How I Met Jess...

Jess is the Red Queen of Spiral Heyeros and her final hour is nigh, and so she cannot sleep a wink for knives wait in shadows, and she definitely cannot on my plane of existence, where the Ordinary rules and its humorless agents observe and dominate all. So, for the time being, she has to be satisfied with another cup of black coffee and a plate of scrambled eggs with toast with preserves while we think our way through this crisis.


I met Jess while playing a game. A computer game.

I should clarify.

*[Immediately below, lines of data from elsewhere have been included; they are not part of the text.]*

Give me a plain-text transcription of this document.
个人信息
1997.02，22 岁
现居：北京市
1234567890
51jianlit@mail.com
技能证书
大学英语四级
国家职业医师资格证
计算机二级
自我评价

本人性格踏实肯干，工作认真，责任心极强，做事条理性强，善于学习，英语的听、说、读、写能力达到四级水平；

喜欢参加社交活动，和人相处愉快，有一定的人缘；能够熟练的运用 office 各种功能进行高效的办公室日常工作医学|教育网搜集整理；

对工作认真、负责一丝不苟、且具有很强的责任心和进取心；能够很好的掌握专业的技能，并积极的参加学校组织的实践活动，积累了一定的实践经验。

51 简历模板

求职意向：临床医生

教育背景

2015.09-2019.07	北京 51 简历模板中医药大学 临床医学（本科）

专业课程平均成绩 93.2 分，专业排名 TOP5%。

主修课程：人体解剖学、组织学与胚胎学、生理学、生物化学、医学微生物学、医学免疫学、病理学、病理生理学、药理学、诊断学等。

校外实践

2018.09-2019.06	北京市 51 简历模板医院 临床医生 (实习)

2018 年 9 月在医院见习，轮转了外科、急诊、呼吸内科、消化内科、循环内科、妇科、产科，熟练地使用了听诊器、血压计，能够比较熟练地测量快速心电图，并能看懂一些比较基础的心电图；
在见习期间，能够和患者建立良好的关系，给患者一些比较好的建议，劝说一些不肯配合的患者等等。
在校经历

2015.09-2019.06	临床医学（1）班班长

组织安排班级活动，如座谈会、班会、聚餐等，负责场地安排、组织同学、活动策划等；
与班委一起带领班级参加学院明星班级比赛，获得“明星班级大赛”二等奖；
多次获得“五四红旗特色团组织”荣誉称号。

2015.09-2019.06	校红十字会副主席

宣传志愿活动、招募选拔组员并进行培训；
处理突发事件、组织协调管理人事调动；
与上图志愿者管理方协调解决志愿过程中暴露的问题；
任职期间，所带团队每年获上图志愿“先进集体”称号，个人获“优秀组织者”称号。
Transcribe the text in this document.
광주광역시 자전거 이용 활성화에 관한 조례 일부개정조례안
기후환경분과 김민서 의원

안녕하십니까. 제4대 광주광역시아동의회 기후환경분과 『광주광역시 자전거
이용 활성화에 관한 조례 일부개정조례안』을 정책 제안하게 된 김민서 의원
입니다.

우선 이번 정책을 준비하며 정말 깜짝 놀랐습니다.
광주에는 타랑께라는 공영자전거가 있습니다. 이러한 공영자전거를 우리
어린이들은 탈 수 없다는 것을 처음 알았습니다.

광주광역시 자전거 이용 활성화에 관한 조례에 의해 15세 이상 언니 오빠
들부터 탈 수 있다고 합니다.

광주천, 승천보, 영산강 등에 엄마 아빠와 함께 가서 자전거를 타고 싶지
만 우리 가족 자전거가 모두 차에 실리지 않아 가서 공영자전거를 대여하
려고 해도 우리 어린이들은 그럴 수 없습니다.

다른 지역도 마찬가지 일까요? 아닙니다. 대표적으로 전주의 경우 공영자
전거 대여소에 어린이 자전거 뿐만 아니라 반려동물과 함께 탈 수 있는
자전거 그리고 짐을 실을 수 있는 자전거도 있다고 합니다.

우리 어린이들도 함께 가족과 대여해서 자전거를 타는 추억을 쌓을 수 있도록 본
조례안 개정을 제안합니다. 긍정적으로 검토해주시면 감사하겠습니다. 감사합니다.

I met Jess in a computer game, and I use my preposition "in" as literally as possible, in the strong Tron, Narnia, Alice and Wonderland, and Wizard of Oz fashion. 


As regards to computer games, I grew up playing 8bit and 16bit consoles, and so I rarely played, properly speaking, what I term "computer games" and "PC games," the kind I met Jess in (although, to be technical, even plastic cartridges inserted into mass-produced gaming systems represent forms of computation (I have to apologize for the non sequiturs. This 1930s type-writer I'm banging these memories out on does not have a delete key. And I don't have time to edit the manuscript. And, when I look around, it's all just shadows and spiral-fire coming fast, and there's no subtle editor in sight, but plenty of paper, so you'll have to be satisfied with some stylistic idiosyncrasies. Hell, people suffer through Kerouac)).

My dad and my grandfather were both computer technicians, and this was comparably rare in the 80s (which means I only had a couple of other friends on the street who had computer techs as dads), and then, as compared to today, when everyone has some modicum of computer literacy, computer technicians were busy. User-friendly, intuitive machines were being disseminated; but, for the most part, personal computers were still business machines except to the rare enthusiast who either ordered games from the local computer store or even programmed them himself (or herself, excuse me). Anyway, in typical "the cobbler's children have no shoes" fashion, my dad never got around to building my brother and I a computer for early 80s computer gaming, although he talked about it often, and even more so after Howie passed in '89 (Let's pass over my kid brother's death for now. Typewriter paper makes horrible tissues).